10/18/08

TAI CHI IS LOST ON ME by Christine Trzyna

TAI CHI IS LOST ON ME

By Christine Trzyna

If you've ever needed slow paced gentle exercise, you've probably been recommended to a Tai Chi class. Tai Chi seems to have more of a guarantee than Yoga does that it will remain slow paced and gentle. Twice now I've studied Tai Chi at low cost classes taught by dedicated devotees. The exercise is said to help you heal faster, keep aging at bay, and prevent major illnesses. Of course many people who practice Tai Chi are also dedicated to healthy lifestyles, careful of what they eat, avoiding smoking, alcohol, and drugs too, so who can say for sure it's the Tai Chi? The other benefit of Tai Chi is that it's supposed to be relaxing.

Unfortunately I've never experienced relaxation by practicing Tai Chi. I am one of those "Monkey Brained" people who gets more bored the slower it goes. "What's next?" I want to know. I quit one class after learning the form over months of time just about when we were to start learning the form backwards. I just didn't see the point. I buy that new circuits wired for Tai Chi develop in your brain after practice. I can probably still do the form years later, without practice. But I never seem to be inspired to do so.

I think mental - intellectual - stimulation is very important to my overall happiness, so I don't want to be bored. That's why it perplexes me that the crossword puzzle set is taking to Tai Chi at senior centers.

Often you hear that Tai Chi is the basis of all martial arts. It was the first monastic means to self protect without harming, a Buddhist traveler's mode. So originally it must have been practiced singularly. Maybe what appeals to the seniors is the Group Mind of it.

Watching a group practicing Tai Chi in unison, the silence of it, is more relaxing to me than being one of the group. Yet Group Mind makes me want to rankle for very Westernized individualism.

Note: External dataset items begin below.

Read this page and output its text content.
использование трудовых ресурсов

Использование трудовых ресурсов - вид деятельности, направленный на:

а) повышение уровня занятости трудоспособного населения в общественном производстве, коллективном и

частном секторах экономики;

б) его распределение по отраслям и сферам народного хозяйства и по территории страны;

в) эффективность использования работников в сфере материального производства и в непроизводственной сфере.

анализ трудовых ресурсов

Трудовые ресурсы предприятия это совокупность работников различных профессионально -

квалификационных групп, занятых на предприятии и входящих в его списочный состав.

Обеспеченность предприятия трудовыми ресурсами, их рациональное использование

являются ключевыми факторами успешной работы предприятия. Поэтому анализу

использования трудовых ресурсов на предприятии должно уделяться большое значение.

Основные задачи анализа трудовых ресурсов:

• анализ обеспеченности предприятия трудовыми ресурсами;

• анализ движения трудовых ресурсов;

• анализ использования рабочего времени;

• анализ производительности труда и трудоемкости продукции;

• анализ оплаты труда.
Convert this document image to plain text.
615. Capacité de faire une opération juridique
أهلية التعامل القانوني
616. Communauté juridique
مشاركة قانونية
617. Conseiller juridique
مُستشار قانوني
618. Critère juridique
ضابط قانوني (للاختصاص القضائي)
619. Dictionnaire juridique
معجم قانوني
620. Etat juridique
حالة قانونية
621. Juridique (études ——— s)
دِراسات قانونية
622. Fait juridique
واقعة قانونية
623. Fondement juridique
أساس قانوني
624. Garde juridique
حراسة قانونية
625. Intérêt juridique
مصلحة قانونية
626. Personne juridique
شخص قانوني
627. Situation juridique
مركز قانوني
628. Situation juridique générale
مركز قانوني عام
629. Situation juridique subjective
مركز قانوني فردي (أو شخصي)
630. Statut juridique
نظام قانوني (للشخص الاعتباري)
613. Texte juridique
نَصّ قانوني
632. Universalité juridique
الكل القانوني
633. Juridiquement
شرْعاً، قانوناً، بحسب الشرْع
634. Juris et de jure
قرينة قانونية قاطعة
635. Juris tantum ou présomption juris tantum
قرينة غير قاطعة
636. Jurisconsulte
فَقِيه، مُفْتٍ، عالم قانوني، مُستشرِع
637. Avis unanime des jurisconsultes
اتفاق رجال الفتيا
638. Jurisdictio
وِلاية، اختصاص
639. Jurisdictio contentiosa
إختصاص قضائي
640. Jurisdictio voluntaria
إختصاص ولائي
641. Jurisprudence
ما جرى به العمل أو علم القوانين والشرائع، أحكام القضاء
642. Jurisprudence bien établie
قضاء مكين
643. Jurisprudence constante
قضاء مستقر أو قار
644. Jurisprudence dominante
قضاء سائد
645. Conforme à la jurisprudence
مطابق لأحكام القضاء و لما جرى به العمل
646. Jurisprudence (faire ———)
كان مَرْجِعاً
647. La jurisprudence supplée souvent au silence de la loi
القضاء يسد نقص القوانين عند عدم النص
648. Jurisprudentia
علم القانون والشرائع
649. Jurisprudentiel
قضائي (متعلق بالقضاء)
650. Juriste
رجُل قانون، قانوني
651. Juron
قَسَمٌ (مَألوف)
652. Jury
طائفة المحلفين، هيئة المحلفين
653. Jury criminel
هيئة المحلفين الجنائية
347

I like yoga classes where you can keep your own pace if you fall behind or want to go more slowly, where you aren't stressed or strained, and the exertion of a "good" class leaves me in a final relaxation in which my mind is shut off and I can go off somewhere out there for a spell. Five minutes of this deep rest can be energizing as well, once you come back and go off to a productive day.